Finalmente, dan en la cara el aire y las notas de la orquestina.

Crepúsculo interior

Y allí están las viudas y los galanteadores: ellas se dividen y subdividen en grupos, alrededor de las mesas. Unas parecen damas pías en trance de hacer una obra de misericordia, otras sonríen con picardía, como si estuvieran a punto de ganar una partida de cinquillo, y las últimas recuerdan inevitablemente una reunión de antiguas alumnas catequistas. Ellos, los galanteadores, van por libre: algunos están en edad militar y, otros, en edad de retiro; aquéllos hacen jugadas individuales: llegan hasta el córner: «Buenas tardes, prenda, ¿hace un baile, que éste es mi día?», y acaban señalando el círculo central. Estos, los veteranos, juegan la carta familiar: «¿Cómo va ese reúma? Anda, vamos a bailar y te recomiendo unas pastillas que son mano de santo», y casi nunca se les niega el baile.

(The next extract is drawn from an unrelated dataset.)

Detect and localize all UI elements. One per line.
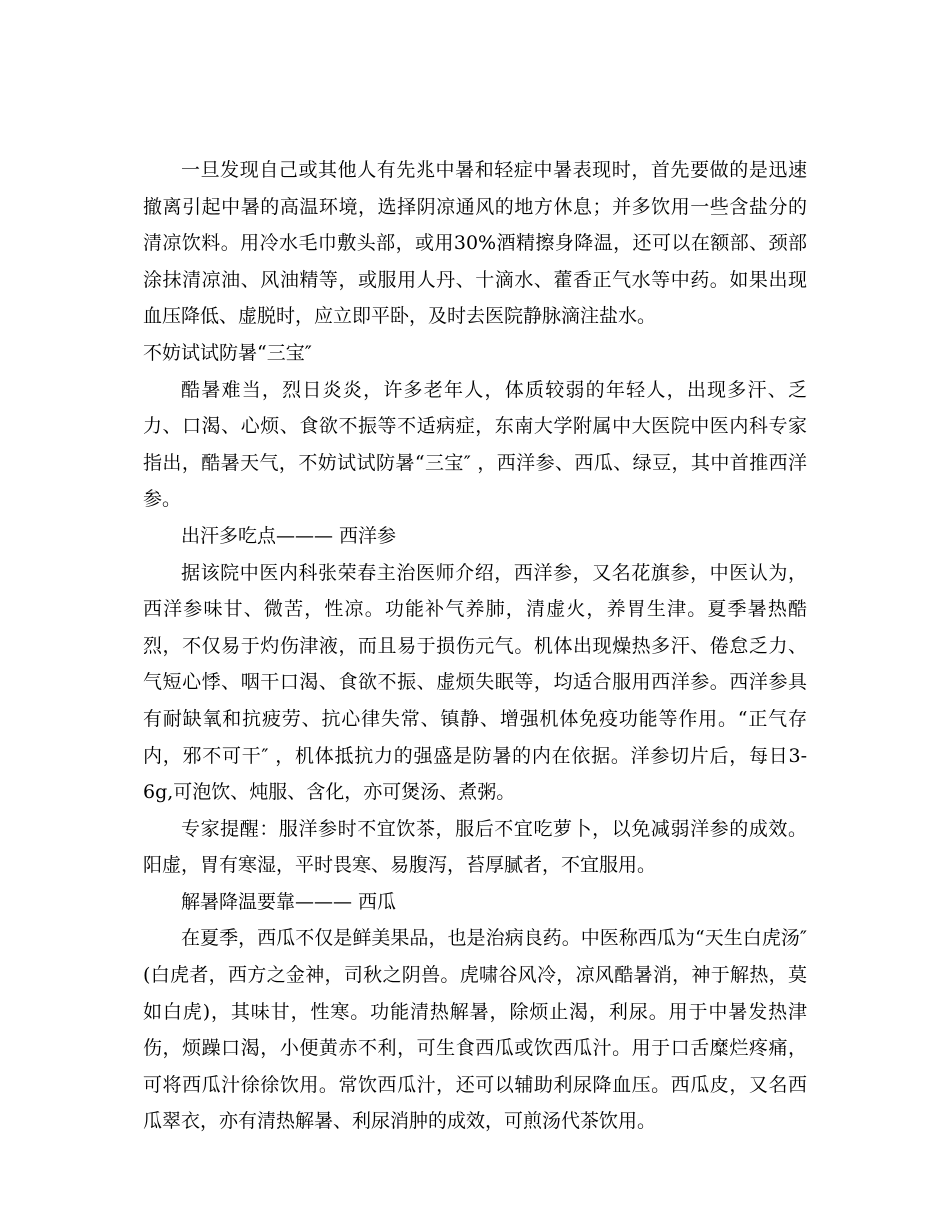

Los recién llegados siempre tienen la tentación de preguntar a las viudas si son viudas de verdad, sin darse cuenta de que enviudar no es tanto perder un marido como asumir una soledad. Ana conoce muy bien la diferencia: «Yo he estado sirviendo toda la vida en una casa. Me encariñé con la familia, pero los chicos se casaron en cuanto se hicieron mayores y el señor se murió: queda la señora, que está muy enferma y apenas habla.» Como la mujer del chiste, Ana ha conocido muchas Navidades y pocas noches buenas; ella no ha perdido un esposo: ha perdido su tiempo. Tiene el reloj parado en Carlos Gardel y Rodolfo Valentino, por eso le ha concedido un baile a ese joven de pelo engominado -«¿Te diviertes, hijo?»-, aunque sospecha que él no está bailando con una mujer -«Sí, señora»-, sino con una cuenta corriente.

El arte de enviudar

Hay otras viudas fingidas, viudas de profesión, que ofrecen unas manos expertas y también una voluntad febril de ganar el tiempo perdido. Desde hace muchos años, Valentina viene demostrando dos adhesiones inquebrantables: el anís dulce y los hombres. Como muchas de sus vecinas, enviuda de siete a nueve, ve llegar a Pepe, «el general», con sus medallas y sus trajes de figurante, y se dispone a invertir mucho de sí misma en lo que queda de tarde. Otras han tenido peor suerte: Enviudaron a la fuerza el día que el marido se les fue a Alemania y no ha vuelto a dar señales de vida.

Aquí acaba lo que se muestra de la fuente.